Esta es una impresión muy muy personal, pero es curioso que el año en el que, a mi parecer, más se ha promocionado el sentido de identificación con el festival, a mí me ha entrado la crisis de identidad. En lo que nos interesa, sin embargo, que son las canciones y las bandas que las tocan, yo pondría un aprobado alto, tirando a notable. Pero las notas, mejor musicales, que estas otras, la verdad, no sirven para nada.



Por cierto, voy a ilustrar esta entrada con una fotografía de google en la que aparece el público de un concierto cualquiera. Es una fotografía etiquetada para reutilización, y buscarla, me ha llevado a hacerme una reflexión. Me he acostumbrado a que todas mis entradas las acompañe una fotografía, como si eso fuera algo accesorio y decorativo. Sin embargo, detrás de una fotografía, hay un fotógrafo, que, a menudo, con su enfoque descubre una forma distinta de mirar y una forma especial de contar. El Azkena, como ocurre con los conciertos en tugurios, salas de más aforo, fiestas patronales y/o guateques privados, no sería lo mismo sin todos esos fotógrafos que nos permiten a) recordar lo que ni tan siquiera vimos b) ver de manera distinta lo que vimos.
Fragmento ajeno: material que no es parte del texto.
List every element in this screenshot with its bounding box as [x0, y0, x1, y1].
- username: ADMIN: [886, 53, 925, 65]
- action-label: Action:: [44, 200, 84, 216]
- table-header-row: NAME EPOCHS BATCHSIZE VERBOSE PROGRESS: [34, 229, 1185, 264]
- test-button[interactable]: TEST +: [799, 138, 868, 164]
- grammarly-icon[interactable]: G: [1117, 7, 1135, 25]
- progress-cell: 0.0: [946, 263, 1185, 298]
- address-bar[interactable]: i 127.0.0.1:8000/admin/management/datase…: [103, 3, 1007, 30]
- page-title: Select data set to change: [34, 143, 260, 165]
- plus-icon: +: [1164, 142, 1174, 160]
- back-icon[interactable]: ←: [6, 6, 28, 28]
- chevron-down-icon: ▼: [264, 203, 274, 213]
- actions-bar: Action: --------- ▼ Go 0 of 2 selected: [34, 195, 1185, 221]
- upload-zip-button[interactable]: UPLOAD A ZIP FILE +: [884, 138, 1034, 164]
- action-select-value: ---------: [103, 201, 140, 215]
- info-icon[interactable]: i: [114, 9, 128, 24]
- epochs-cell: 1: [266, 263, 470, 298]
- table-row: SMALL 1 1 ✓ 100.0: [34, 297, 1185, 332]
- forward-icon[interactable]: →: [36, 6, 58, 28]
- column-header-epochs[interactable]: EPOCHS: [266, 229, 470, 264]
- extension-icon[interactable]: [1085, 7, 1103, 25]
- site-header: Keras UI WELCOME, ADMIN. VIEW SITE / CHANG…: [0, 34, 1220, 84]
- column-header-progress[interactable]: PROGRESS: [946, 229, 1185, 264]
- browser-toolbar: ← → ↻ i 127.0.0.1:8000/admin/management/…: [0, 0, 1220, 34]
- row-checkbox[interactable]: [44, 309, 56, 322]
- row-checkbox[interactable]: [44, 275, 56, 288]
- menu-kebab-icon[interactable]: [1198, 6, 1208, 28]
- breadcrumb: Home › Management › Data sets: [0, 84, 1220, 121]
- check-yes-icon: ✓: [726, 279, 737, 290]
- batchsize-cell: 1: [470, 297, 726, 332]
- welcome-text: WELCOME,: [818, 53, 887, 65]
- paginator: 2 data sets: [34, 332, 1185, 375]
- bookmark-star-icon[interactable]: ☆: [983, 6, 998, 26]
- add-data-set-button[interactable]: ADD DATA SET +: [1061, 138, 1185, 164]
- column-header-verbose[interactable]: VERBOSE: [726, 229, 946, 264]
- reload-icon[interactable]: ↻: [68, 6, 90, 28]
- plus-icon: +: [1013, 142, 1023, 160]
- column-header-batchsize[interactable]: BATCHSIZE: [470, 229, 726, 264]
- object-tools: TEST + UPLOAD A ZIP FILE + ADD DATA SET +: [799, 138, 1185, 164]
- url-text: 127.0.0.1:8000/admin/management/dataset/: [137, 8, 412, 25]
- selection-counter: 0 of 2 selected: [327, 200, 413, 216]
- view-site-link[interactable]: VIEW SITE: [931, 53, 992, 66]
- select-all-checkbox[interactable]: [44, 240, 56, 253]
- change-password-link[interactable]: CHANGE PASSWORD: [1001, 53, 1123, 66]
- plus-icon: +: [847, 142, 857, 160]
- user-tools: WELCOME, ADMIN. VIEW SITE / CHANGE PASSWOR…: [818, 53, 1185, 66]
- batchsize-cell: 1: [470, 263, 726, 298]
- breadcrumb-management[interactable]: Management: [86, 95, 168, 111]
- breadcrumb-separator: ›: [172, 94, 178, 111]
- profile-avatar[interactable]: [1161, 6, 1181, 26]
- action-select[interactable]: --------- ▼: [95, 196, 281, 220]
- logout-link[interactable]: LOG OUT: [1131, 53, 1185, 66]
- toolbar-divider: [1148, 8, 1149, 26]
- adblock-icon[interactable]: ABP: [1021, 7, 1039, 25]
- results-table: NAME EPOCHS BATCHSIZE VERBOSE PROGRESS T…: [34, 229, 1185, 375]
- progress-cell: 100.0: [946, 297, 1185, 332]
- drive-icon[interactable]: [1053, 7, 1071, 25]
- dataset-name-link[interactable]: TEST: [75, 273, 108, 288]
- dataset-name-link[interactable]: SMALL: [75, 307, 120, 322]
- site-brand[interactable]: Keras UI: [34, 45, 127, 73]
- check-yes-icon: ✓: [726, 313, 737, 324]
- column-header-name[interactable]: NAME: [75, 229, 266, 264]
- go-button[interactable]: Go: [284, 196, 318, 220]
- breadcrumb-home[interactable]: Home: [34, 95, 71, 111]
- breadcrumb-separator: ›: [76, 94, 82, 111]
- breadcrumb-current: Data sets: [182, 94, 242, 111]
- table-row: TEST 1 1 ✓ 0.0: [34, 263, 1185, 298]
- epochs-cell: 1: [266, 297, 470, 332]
Magia. Mi aplauso más sentido para el currante Dena Flows, porque le conozco personalmente y charlar con él durante el Azkena forma parte de las razones por las que este festival es algo más que eso, y para todos los que van cargando con la mochila y no les conozco porque, aparezcan en los libros o no, no son accesorios ni decorativos, si no, justamente todo lo contrario, sea eso lo que sea. Pero es importante. Muy importante.